Ongoing Management and Objectives
- Patients with ongoing TMD complaints after several weeks of treatment should be referred to their general dentist for fabrication of a hard acrylic splint.
- Active duty personnel should be referred to their assigned dental clinic for evaluation and treatment.
- Dental care for other than active duty personnel (active duty family members, retirees or family members of retirees) is not available at military dental facilities. These patients should be referred to their civilian dentist.
- Fabrication of TMD splints is covered by TRICARE with preapproval.
Indications for Specialty Care Referral
Most TMD patients can be managed in the primary care setting. This can be accomplished by the primary care physician or dentist.

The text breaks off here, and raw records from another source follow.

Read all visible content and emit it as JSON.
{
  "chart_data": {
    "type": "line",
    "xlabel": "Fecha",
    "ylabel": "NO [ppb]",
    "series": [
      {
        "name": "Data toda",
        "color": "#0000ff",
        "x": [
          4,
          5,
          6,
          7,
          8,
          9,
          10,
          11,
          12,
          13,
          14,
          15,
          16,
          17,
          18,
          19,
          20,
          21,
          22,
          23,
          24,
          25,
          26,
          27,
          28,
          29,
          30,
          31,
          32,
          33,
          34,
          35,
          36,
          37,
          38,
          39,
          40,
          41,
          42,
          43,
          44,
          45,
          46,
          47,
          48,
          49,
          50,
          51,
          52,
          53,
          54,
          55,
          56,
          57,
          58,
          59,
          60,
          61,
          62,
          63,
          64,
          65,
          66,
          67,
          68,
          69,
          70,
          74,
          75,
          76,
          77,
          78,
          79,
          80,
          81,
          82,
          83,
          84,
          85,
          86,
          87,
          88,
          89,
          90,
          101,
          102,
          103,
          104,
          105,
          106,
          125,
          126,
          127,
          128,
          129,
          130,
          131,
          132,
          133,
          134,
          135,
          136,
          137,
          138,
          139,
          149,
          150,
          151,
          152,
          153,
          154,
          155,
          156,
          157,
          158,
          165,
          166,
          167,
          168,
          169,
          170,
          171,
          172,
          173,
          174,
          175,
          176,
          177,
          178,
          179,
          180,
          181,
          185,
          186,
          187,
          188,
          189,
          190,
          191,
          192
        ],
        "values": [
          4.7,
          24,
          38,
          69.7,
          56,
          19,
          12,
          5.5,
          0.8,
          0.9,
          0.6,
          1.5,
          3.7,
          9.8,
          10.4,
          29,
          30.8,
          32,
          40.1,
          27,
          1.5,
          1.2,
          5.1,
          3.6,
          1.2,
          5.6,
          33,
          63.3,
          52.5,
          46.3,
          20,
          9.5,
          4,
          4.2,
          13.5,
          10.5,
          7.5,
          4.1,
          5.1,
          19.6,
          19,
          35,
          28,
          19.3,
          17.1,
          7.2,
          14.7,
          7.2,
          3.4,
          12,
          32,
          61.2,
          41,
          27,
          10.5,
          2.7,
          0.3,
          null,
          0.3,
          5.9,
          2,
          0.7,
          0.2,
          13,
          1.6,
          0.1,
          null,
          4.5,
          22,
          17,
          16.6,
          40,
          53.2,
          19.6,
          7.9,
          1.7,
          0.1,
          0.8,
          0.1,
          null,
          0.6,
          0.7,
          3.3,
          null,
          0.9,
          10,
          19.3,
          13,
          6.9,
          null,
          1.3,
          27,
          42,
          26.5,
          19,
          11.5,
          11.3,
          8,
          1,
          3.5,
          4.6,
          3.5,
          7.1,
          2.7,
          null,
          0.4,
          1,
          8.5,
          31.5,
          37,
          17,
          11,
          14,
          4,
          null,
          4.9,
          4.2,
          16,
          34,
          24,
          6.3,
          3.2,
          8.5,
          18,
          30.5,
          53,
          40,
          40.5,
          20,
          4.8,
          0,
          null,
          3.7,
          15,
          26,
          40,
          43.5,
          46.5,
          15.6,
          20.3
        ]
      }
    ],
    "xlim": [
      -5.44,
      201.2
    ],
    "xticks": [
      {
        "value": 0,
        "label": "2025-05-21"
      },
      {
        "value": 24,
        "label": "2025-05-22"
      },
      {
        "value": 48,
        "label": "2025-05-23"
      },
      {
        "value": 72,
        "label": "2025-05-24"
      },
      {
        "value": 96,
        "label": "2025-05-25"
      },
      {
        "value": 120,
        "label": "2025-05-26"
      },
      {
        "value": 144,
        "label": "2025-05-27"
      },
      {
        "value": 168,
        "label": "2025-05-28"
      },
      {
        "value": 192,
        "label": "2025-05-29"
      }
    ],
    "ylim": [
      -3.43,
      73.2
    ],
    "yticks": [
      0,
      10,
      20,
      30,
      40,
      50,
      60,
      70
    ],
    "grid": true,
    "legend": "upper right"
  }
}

Surgery is seldom indicated for TMD patients. Most patients can be managed nonsurgically with medications, physical therapy, stress reduction therapy, and dental splints. Hard acrylic splints fabricated by a skilled dentist are the mainstay of non surgical treatment and a prerequisite for surgical referral for the chronic TMD patient. The exceptions to this are the acute (less than 1 week duration) closed lock (unable to open) patient or the open lock (subluxated- unable to close) patient that cannot be reduced. These patients should be referred to the Oral and Maxillofacial Surgery resident on call.
Patients who fail a trial of nonsurgical treatment including splint therapy should be given an oral surgery consult.
Criteria for Return to Primary Care
Resolution of anatomic malformations through surgery.
All nonsurgical patients can be treated in the primary care realm by the physician or dentist.